While Canada Sleeps

  • National Newswatch

Hurkle-Durkle (ˈhərkəl - du̇r-kel) def. “to lie in bed or lounge about when one should be up and about.”

In 2004, author and journalist Andrew Cohen published a seminal book titled: “While Canada Slept”, lamenting the decline of Canada on the world stage and the erosion of the pillars of our international stature. Twenty years later, we must wonder… are we mired in the geopolitical equivalent of “hurkle-durkle” – the centuries-old Scottish expression taking the Internet by storm, meaning “to lie in bed or lounge about when one should be up and about”?

The irony is that no country has benefitted more from the world order established after World War II than Canada. Blessed by geography, neighbourhood, and resources, we sit at the best tables, have maintained a strong and growing economy, have negotiated all the best trade deals, and remain a destination of choice for those dreaming of opportunity, safety, or simply a better life.

Regrettably, that relative comfort has bred complacency. Secure in the knowledge that our collective interests are inescapably tied to those of the elephant next door, Canadians go about our daily lives more concerned about mortgages, cell phone bills and the cost of a head of lettuce than about the subtle and not-so-subtle geopolitical impacts of shifting alliances in the Middle East, the bear at Europe’s door, or the belts, roads, and sophisticated chess play in the Indo-Pacific.

And who can blame them? The domestic failures of public policy are real. People are hurting, their well-being and ability to make ends meet ought to be what they are consumed with day-to-day. Through it all, our relentless hope for better days ahead is rooted in the mistaken assumption that our physical safety is assured by a world order that serves Canada’s interests. Sadly, if we were to look up from our cell phone long enough to glance over the horizon, we would see that the world has become a scary place – and our complacency is not sitting well with our closest partner.
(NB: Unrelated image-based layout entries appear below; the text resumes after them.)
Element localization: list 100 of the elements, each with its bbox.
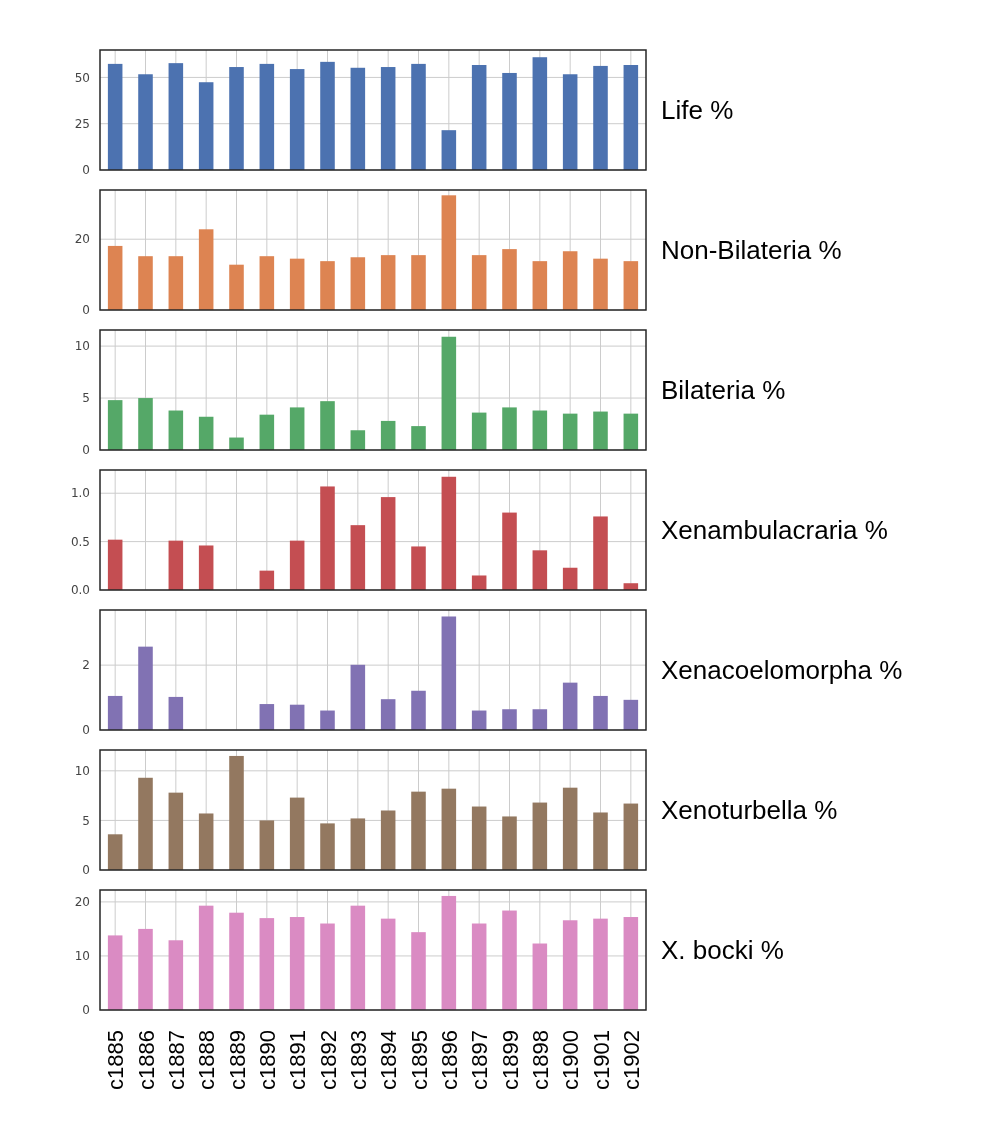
bar (320, 823, 335, 870)
y-axis-title: Xenambulacraria % (661, 515, 888, 546)
bar (198, 813, 214, 870)
bar (350, 257, 366, 310)
x-tick-label: c1902 (618, 1030, 644, 1090)
bar (320, 486, 335, 590)
x-tick-label: c1891 (285, 1030, 311, 1090)
bar (593, 516, 608, 590)
y-axis-title: Xenoturbella % (661, 795, 838, 826)
y-tick-label: 5 (82, 391, 90, 406)
x-tick-label: c1893 (345, 1030, 371, 1090)
x-tick-label: c1896 (436, 1030, 462, 1090)
bar (320, 261, 335, 310)
bar (320, 61, 335, 170)
bar (350, 818, 366, 870)
y-tick-label: 5 (82, 813, 90, 828)
bar (320, 401, 335, 450)
bar (259, 414, 275, 450)
bar (562, 251, 578, 310)
bar (502, 407, 517, 450)
bar (289, 704, 305, 730)
bar (198, 416, 214, 450)
bar (229, 67, 244, 170)
bar (562, 920, 578, 1010)
bar (502, 709, 517, 730)
bar (320, 710, 335, 730)
bar (562, 413, 578, 450)
y-axis-title: Life % (661, 95, 734, 126)
y-tick-label: 50 (74, 70, 90, 85)
x-tick-label: c1889 (224, 1030, 250, 1090)
bar (623, 413, 639, 450)
x-tick-label: c1899 (497, 1030, 523, 1090)
bar (593, 695, 608, 730)
bar (623, 699, 639, 730)
bar (562, 74, 578, 170)
bar (623, 917, 639, 1010)
bar (532, 550, 548, 590)
bar (593, 411, 608, 450)
bar (138, 256, 153, 310)
bar (107, 63, 123, 170)
x-tick-label: c1897 (467, 1030, 493, 1090)
bar (350, 664, 366, 730)
bar (471, 806, 487, 870)
bar (168, 940, 184, 1010)
x-tick-label: c1898 (527, 1030, 553, 1090)
bar (471, 575, 487, 590)
y-tick-label: 10 (74, 949, 90, 964)
bar (471, 65, 487, 170)
bar (502, 816, 517, 870)
y-tick-label: 25 (74, 116, 90, 131)
bar (168, 63, 184, 170)
bar (593, 812, 608, 870)
bar (441, 195, 457, 310)
bar (138, 928, 153, 1010)
y-tick-label: 0 (82, 723, 90, 738)
bar (198, 229, 214, 310)
bar (502, 512, 517, 590)
bar (532, 943, 548, 1010)
y-axis-title: Non-Bilateria % (661, 235, 842, 266)
bar (259, 918, 275, 1010)
bar (138, 646, 153, 730)
x-tick-label: c1900 (558, 1030, 584, 1090)
bar (471, 412, 487, 450)
bar (168, 792, 184, 870)
bar (411, 546, 426, 590)
bar (229, 437, 244, 450)
bar (562, 682, 578, 730)
y-axis-title: Bilateria % (661, 375, 786, 406)
bar (411, 690, 426, 730)
bar (350, 525, 366, 590)
x-tick-label: c1892 (315, 1030, 341, 1090)
x-tick-label: c1901 (588, 1030, 614, 1090)
bar (593, 258, 608, 310)
bar (138, 398, 153, 450)
bar (107, 695, 123, 730)
bar (411, 255, 426, 310)
y-tick-label: 1.0 (70, 486, 90, 501)
bar (198, 905, 214, 1010)
bar (593, 65, 608, 170)
y-axis-title: X. bocki % (661, 935, 784, 966)
bar (138, 777, 153, 870)
bar (350, 430, 366, 450)
bar (441, 336, 457, 450)
bar (320, 923, 335, 1010)
bar (229, 912, 244, 1010)
bar (107, 935, 123, 1010)
bar (623, 803, 639, 870)
bar (471, 923, 487, 1010)
bar (380, 497, 396, 590)
bar (380, 918, 396, 1010)
bar (289, 258, 305, 310)
bar (411, 426, 426, 450)
bar (502, 72, 517, 170)
bar (471, 255, 487, 310)
bar (623, 261, 639, 310)
bar (350, 67, 366, 170)
bar (107, 834, 123, 870)
bar (107, 245, 123, 310)
y-tick-label: 0 (82, 443, 90, 458)
y-tick-label: 10 (74, 764, 90, 779)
Speak to any American and they will remind you that “freedom isn’t free.” Defence and security are the foundation of their identity, democracy, and economy. Unlike in past decades, there will be no patience, tolerance, or support south of the border for a country that does not take its own security seriously. That will be true regardless of who will be re-elected.
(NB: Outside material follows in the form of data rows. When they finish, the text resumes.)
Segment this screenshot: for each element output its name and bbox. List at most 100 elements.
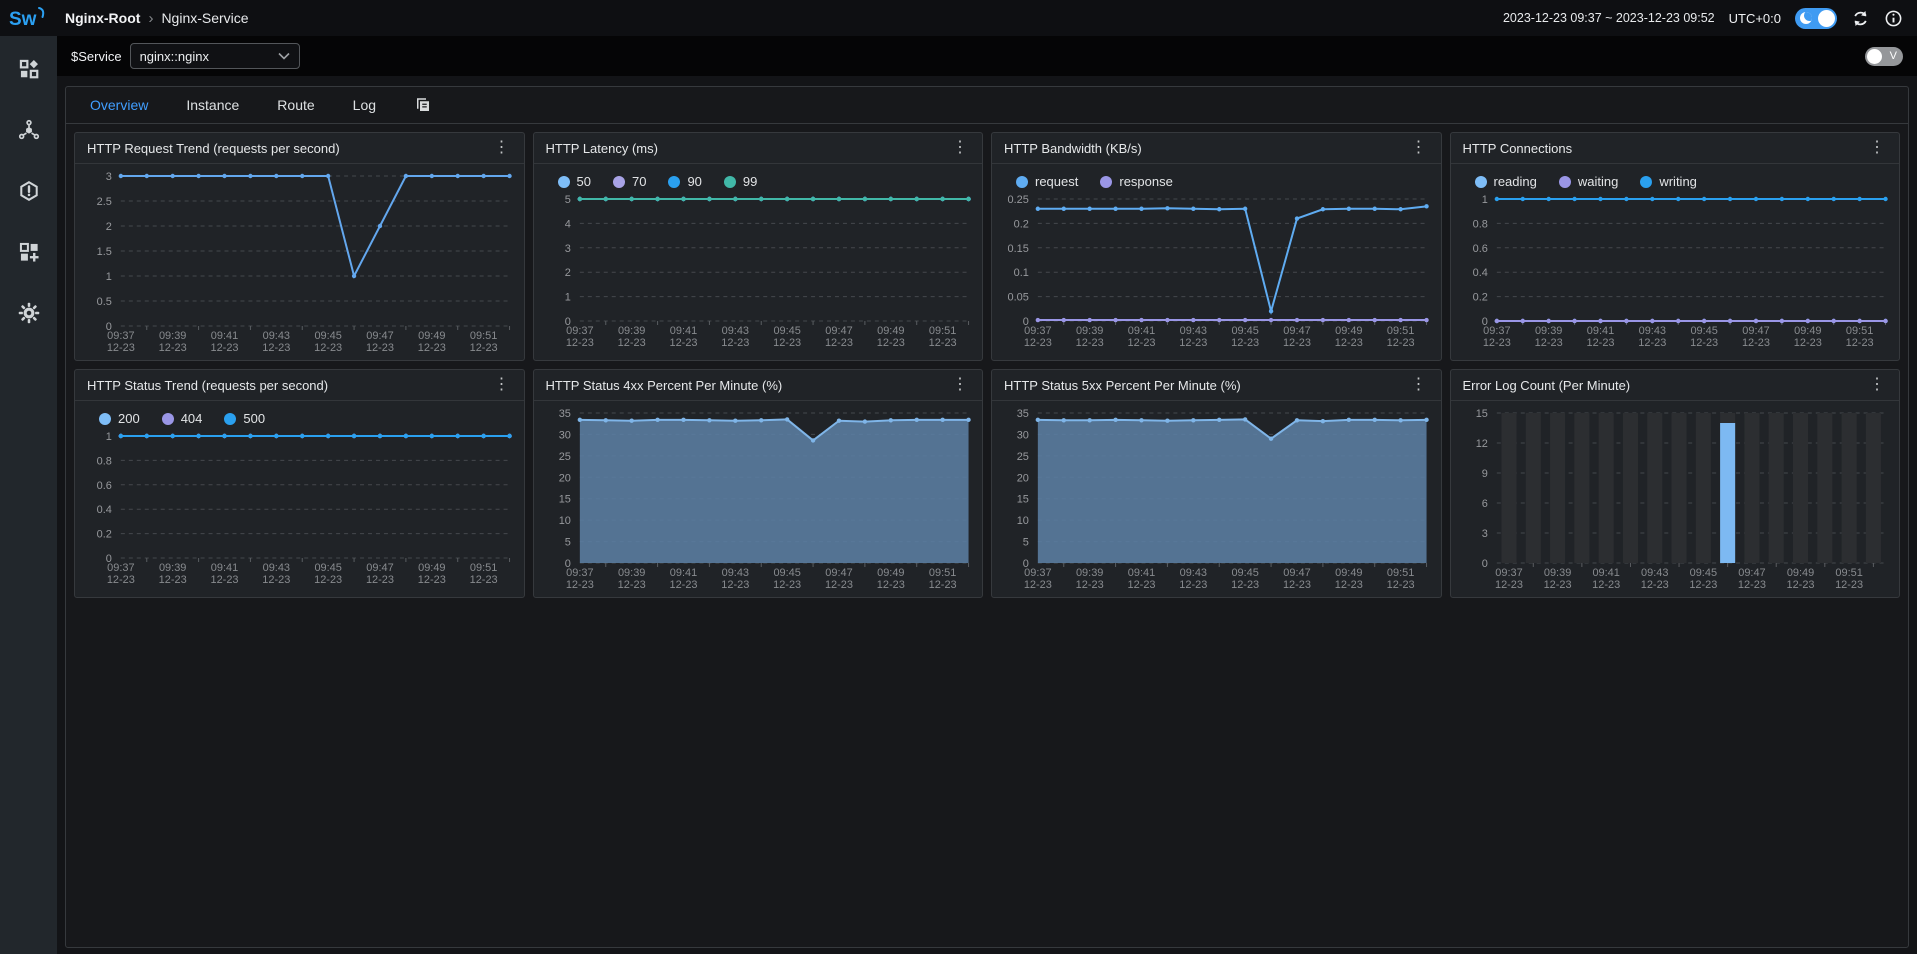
svg-text:9: 9 [1481,468,1487,480]
tab-overview[interactable]: Overview [90,97,148,113]
svg-text:15: 15 [1017,494,1029,506]
card-menu-button[interactable]: ⋮ [950,377,970,393]
card-menu-button[interactable]: ⋮ [950,140,970,156]
svg-text:09:43: 09:43 [1180,325,1207,337]
chart-card: HTTP Status Trend (requests per second)⋮… [74,369,525,598]
legend-dot [613,176,625,188]
chart-title: HTTP Bandwidth (KB/s) [1004,141,1142,156]
chart-legend: request response [992,166,1441,189]
legend-item[interactable]: reading [1475,174,1537,189]
info-button[interactable] [1884,9,1903,28]
svg-text:09:41: 09:41 [1128,567,1155,579]
svg-text:09:41: 09:41 [1586,325,1613,337]
chart-grid: HTTP Request Trend (requests per second)… [66,124,1908,606]
legend-item[interactable]: response [1100,174,1172,189]
legend-dot [99,413,111,425]
chart-canvas: 0510152025303509:3712-2309:3912-2309:411… [992,403,1441,597]
svg-text:0.05: 0.05 [1008,292,1029,304]
edit-mode-toggle[interactable]: V [1865,47,1903,66]
breadcrumb-root-link[interactable]: Nginx-Root [65,10,140,26]
svg-text:12-23: 12-23 [210,342,238,354]
svg-text:0.8: 0.8 [1472,218,1487,230]
svg-text:15: 15 [1475,408,1487,420]
legend-item[interactable]: 99 [724,174,757,189]
sidebar-item-settings[interactable] [16,300,42,329]
chart-canvas: 01234509:3712-2309:3912-2309:4112-2309:4… [534,189,983,355]
card-menu-button[interactable]: ⋮ [1867,377,1887,393]
service-select[interactable]: nginx::nginx [130,43,300,69]
topbar: Sw Nginx-Root › Nginx-Service 2023-12-23… [0,0,1917,36]
legend-label: 70 [632,174,646,189]
legend-label: 200 [118,411,140,426]
time-range-picker[interactable]: 2023-12-23 09:37 ~ 2023-12-23 09:52 [1503,11,1715,25]
legend-label: writing [1659,174,1697,189]
legend-item[interactable]: 50 [558,174,591,189]
svg-text:09:43: 09:43 [1641,567,1668,579]
svg-text:30: 30 [1017,429,1029,441]
svg-text:12-23: 12-23 [928,337,956,349]
legend-item[interactable]: waiting [1559,174,1618,189]
svg-text:12-23: 12-23 [470,574,498,586]
svg-text:09:37: 09:37 [1024,567,1051,579]
svg-text:10: 10 [558,515,570,527]
refresh-icon [1851,9,1870,28]
tab-instance[interactable]: Instance [186,97,239,113]
svg-text:0.15: 0.15 [1008,243,1029,255]
sidebar-item-topology[interactable] [16,117,42,146]
svg-text:12-23: 12-23 [1543,579,1571,591]
svg-text:12-23: 12-23 [721,579,749,591]
legend-item[interactable]: 404 [162,411,203,426]
legend-item[interactable]: 90 [668,174,701,189]
svg-text:09:49: 09:49 [1794,325,1821,337]
svg-text:09:37: 09:37 [107,562,134,574]
related-widgets-button[interactable] [414,96,432,114]
svg-text:09:47: 09:47 [825,567,852,579]
toggle-knob [1867,49,1882,64]
legend-dot [1640,176,1652,188]
card-menu-button[interactable]: ⋮ [1867,140,1887,156]
svg-text:09:49: 09:49 [877,567,904,579]
svg-text:12-23: 12-23 [721,337,749,349]
svg-text:5: 5 [1023,537,1029,549]
settings-icon [18,302,40,324]
svg-text:1: 1 [106,431,112,443]
svg-text:09:39: 09:39 [159,562,186,574]
svg-text:0.5: 0.5 [97,296,112,308]
legend-item[interactable]: writing [1640,174,1697,189]
legend-label: 50 [577,174,591,189]
chart-card: HTTP Status 4xx Percent Per Minute (%)⋮0… [533,369,984,598]
legend-item[interactable]: 200 [99,411,140,426]
sidebar-item-marketplace[interactable] [16,239,42,268]
edit-mode-label: V [1890,50,1897,62]
legend-item[interactable]: request [1016,174,1078,189]
legend-dot [1016,176,1028,188]
refresh-button[interactable] [1851,9,1870,28]
svg-text:25: 25 [1017,451,1029,463]
dashboards-icon [18,58,40,80]
legend-item[interactable]: 500 [224,411,265,426]
svg-text:20: 20 [1017,472,1029,484]
tab-route[interactable]: Route [277,97,314,113]
svg-text:12-23: 12-23 [773,579,801,591]
theme-toggle[interactable] [1795,8,1837,29]
card-menu-button[interactable]: ⋮ [492,377,512,393]
svg-text:09:41: 09:41 [211,330,238,342]
svg-text:0.6: 0.6 [1472,243,1487,255]
svg-text:12-23: 12-23 [1076,337,1104,349]
card-menu-button[interactable]: ⋮ [1409,140,1429,156]
breadcrumb: Nginx-Root › Nginx-Service [65,10,249,27]
svg-text:0.2: 0.2 [1014,218,1029,230]
svg-text:12-23: 12-23 [1283,337,1311,349]
tab-log[interactable]: Log [353,97,376,113]
legend-label: reading [1494,174,1537,189]
svg-text:12-23: 12-23 [824,579,852,591]
svg-text:09:49: 09:49 [418,562,445,574]
legend-item[interactable]: 70 [613,174,646,189]
svg-text:09:37: 09:37 [566,325,593,337]
sidebar-item-dashboards[interactable] [16,56,42,85]
svg-text:09:51: 09:51 [1845,325,1872,337]
legend-label: 99 [743,174,757,189]
card-menu-button[interactable]: ⋮ [492,140,512,156]
sidebar-item-alerting[interactable] [16,178,42,207]
card-menu-button[interactable]: ⋮ [1409,377,1429,393]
Between now and the month of November, we are going to be reading more about the United States than we are about Canada. As we obsess over Super Tuesday and speculate about running mates, we should ask ourselves what it will take for Canada to be a credible player in the world being shaped south of the border. If we want our trade relationship to continue unimpeded and maintain the level of industrial and economic integration that we fought so hard to preserve in the Canada-United States-Mexico Agreement (CUSMA) negotiations, we must be a credible actor in defence and security in the world, and – at a minimum - on our own continent.

The suggestion of spending 2% of GDP on NATO will be bantered about, but that proposal is likely to spill ink everywhere except the pages of the Federal Budget. The federal government has already committed to doubling defence spending and has generally put procurement into a higher gear, something for which they do not seem to have been rewarded politically. There is no groundswell of public support for Canada to be everything to everyone. Fortunately, there is lower, more relevant hanging fruit: NORAD Modernization.
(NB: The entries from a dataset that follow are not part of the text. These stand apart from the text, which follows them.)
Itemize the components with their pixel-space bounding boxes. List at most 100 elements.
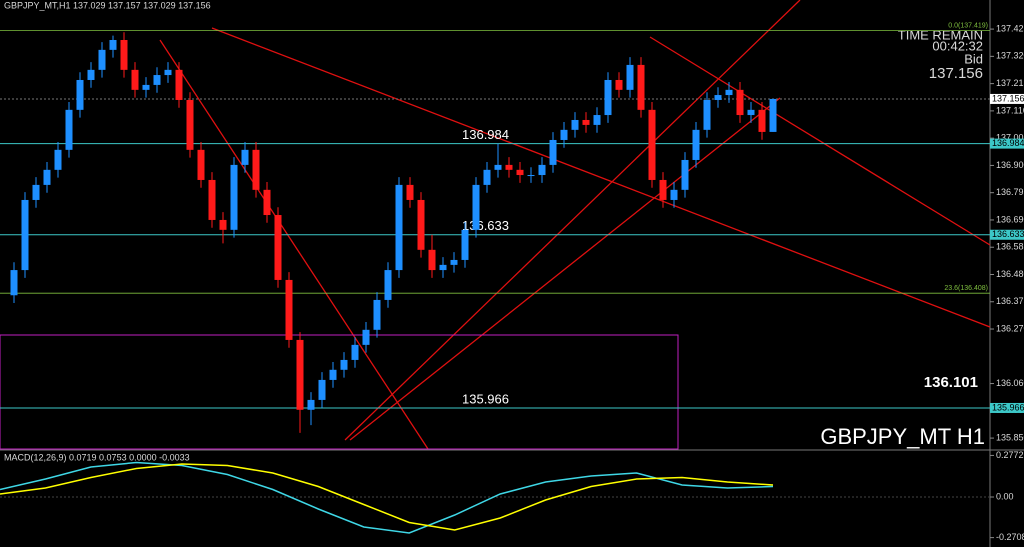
candle-body <box>725 89 733 96</box>
candle-body <box>659 179 667 200</box>
level-tag <box>990 229 1024 240</box>
candle-body <box>450 259 458 265</box>
bid-label: Bid <box>964 51 983 66</box>
candle-body <box>230 164 238 230</box>
bid-value: 137.156 <box>929 65 983 82</box>
y-tick-label: 136.795 <box>996 187 1024 197</box>
candle-body <box>747 109 755 116</box>
candle-body <box>296 339 304 410</box>
level-tag-label: 135.966 <box>992 402 1024 412</box>
candle-body <box>758 109 766 132</box>
y-tick-label: 137.320 <box>996 51 1024 61</box>
candle-body <box>472 184 480 230</box>
candle-body <box>362 329 370 345</box>
trend-lines <box>159 0 991 450</box>
candle-body <box>714 95 722 100</box>
candle-body <box>494 164 502 170</box>
y-tick-label: 136.060 <box>996 378 1024 388</box>
time-remain: 00:42:32 <box>932 38 983 53</box>
candle-body <box>76 79 84 110</box>
y-tick-label: 136.900 <box>996 160 1024 170</box>
candle-body <box>384 270 392 300</box>
candle-body <box>186 99 194 150</box>
y-tick-label: 137.425 <box>996 23 1024 33</box>
level-tag-label: 136.984 <box>992 138 1024 148</box>
candle-body <box>10 270 18 296</box>
candle-body <box>21 199 29 271</box>
candle-body <box>252 149 260 190</box>
y-tick-label: 136.480 <box>996 269 1024 279</box>
candle-body <box>373 299 381 330</box>
y-tick-label: 136.690 <box>996 214 1024 224</box>
candle-body <box>527 175 535 177</box>
candle-body <box>175 69 183 100</box>
level-tag-label: 136.633 <box>992 229 1024 239</box>
candle-body <box>142 84 150 90</box>
candle-body <box>549 139 557 165</box>
y-tick-label: 137.005 <box>996 133 1024 143</box>
candle-body <box>406 184 414 200</box>
trend-line <box>159 39 429 450</box>
candle-body <box>417 199 425 250</box>
y-tick-label: -0.2708 <box>996 532 1024 542</box>
candle-body <box>439 264 447 271</box>
macd-line <box>0 463 774 531</box>
candle-body <box>582 119 590 125</box>
candle-body <box>131 69 139 90</box>
y-tick-label: 0.2772 <box>996 450 1024 460</box>
level-tag <box>990 402 1024 413</box>
candle-body <box>681 159 689 190</box>
candle-body <box>340 359 348 370</box>
time-remain-label: TIME REMAIN <box>898 27 983 42</box>
candle-body <box>197 149 205 180</box>
chart-title: GBPJPY_MT,H1 137.029 137.157 137.029 137… <box>4 0 211 10</box>
candle-body <box>241 149 249 165</box>
y-tick-label: 137.110 <box>996 105 1024 115</box>
candle-body <box>87 69 95 80</box>
candle-body <box>615 79 623 90</box>
candle-body <box>637 64 645 110</box>
candle-body <box>208 179 216 220</box>
candle-body <box>461 229 469 260</box>
y-tick-label: 136.585 <box>996 242 1024 252</box>
candle-body <box>538 164 546 176</box>
level-label: 136.984 <box>462 127 509 142</box>
y-tick-label: 135.850 <box>996 432 1024 442</box>
candle-body <box>120 39 128 70</box>
bid-tag-label: 137.156 <box>992 93 1024 103</box>
candle-body <box>571 119 579 130</box>
y-tick-label: 136.270 <box>996 323 1024 333</box>
candle-body <box>65 109 73 150</box>
candle-body <box>329 369 337 380</box>
candle-body <box>670 189 678 200</box>
candle-body <box>263 189 271 216</box>
candle-body <box>648 109 656 180</box>
candle-body <box>219 219 227 230</box>
y-tick-label: 0.00 <box>996 491 1014 501</box>
level-tag <box>990 138 1024 149</box>
candle-body <box>109 39 117 50</box>
trend-line <box>649 36 991 246</box>
candle-body <box>626 64 634 90</box>
candle-body <box>593 115 601 125</box>
candle-body <box>54 149 62 170</box>
macd-title: MACD(12,26,9) 0.0719 0.0753 0.0000 -0.00… <box>4 452 190 462</box>
y-tick-label: 137.215 <box>996 78 1024 88</box>
candle-body <box>703 99 711 130</box>
level-label: 135.966 <box>462 391 509 406</box>
candle-body <box>692 129 700 160</box>
candle-body <box>560 129 568 140</box>
candle-body <box>351 344 359 360</box>
y-tick-label: 136.375 <box>996 296 1024 306</box>
candle-body <box>32 184 40 200</box>
symbol-label: GBPJPY_MT H1 <box>820 424 985 449</box>
candle-body <box>318 379 326 400</box>
candle-body <box>428 249 436 271</box>
candle-body <box>274 215 282 280</box>
candle-body <box>483 169 491 185</box>
bid-tag <box>990 93 1024 104</box>
trend-line <box>344 0 801 441</box>
candle-body <box>395 184 403 271</box>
There is no better time than now to come together as a country and show our closest ally - and through them, the world - that we are serious about securing our own backyard. We can no longer rely on the sacrifices and myths of the 20th century to secure our future. This is an existential moment. We cannot complacently rely on the vestiges of a rules-based order that is not long for this world.

In the absence of a comprehensive Defence Policy Update, the Federal Budget must address continental security by providing an update and a plan for Canadian industrial participation in NORAD Modernization. That road map should include a practical defence industrial strategy that brings together the private sector, public sector, academics, policymakers, defence experts, and politicians in a multi-partisan fashion to agree on how we will mobilize to take continental security seriously.

Canada must demonstrate that it understands the threats we face, and that they cannot be ignored. We need to show our allies (and remind ourselves) that a big part of dealing with the future is understanding what tools we have today – including military procurement and robust aerospace, manufacturing, and raw materials sectors – and being willing to implement measures that support domestic industrial resilience and make us a reliable hemispheric defence partner. This cannot be an exercise in appeasement by doing the bare minimum while writing a few cheques and talking a big game. Because, here is a dirty-little-open-secret: The continent will be protected. The Americans will not wait. The only question is whether Canada will be part of the solution as a sovereign country, or whether we will simply be invoiced after the fact.

It is time to wake up.

Daniel Lauzon
is former Chief of Staff to Ministers of Foreign Affairs and Senior Director, Public Affairs and Policy (International) at CAE Inc. The opinions expressed are his own.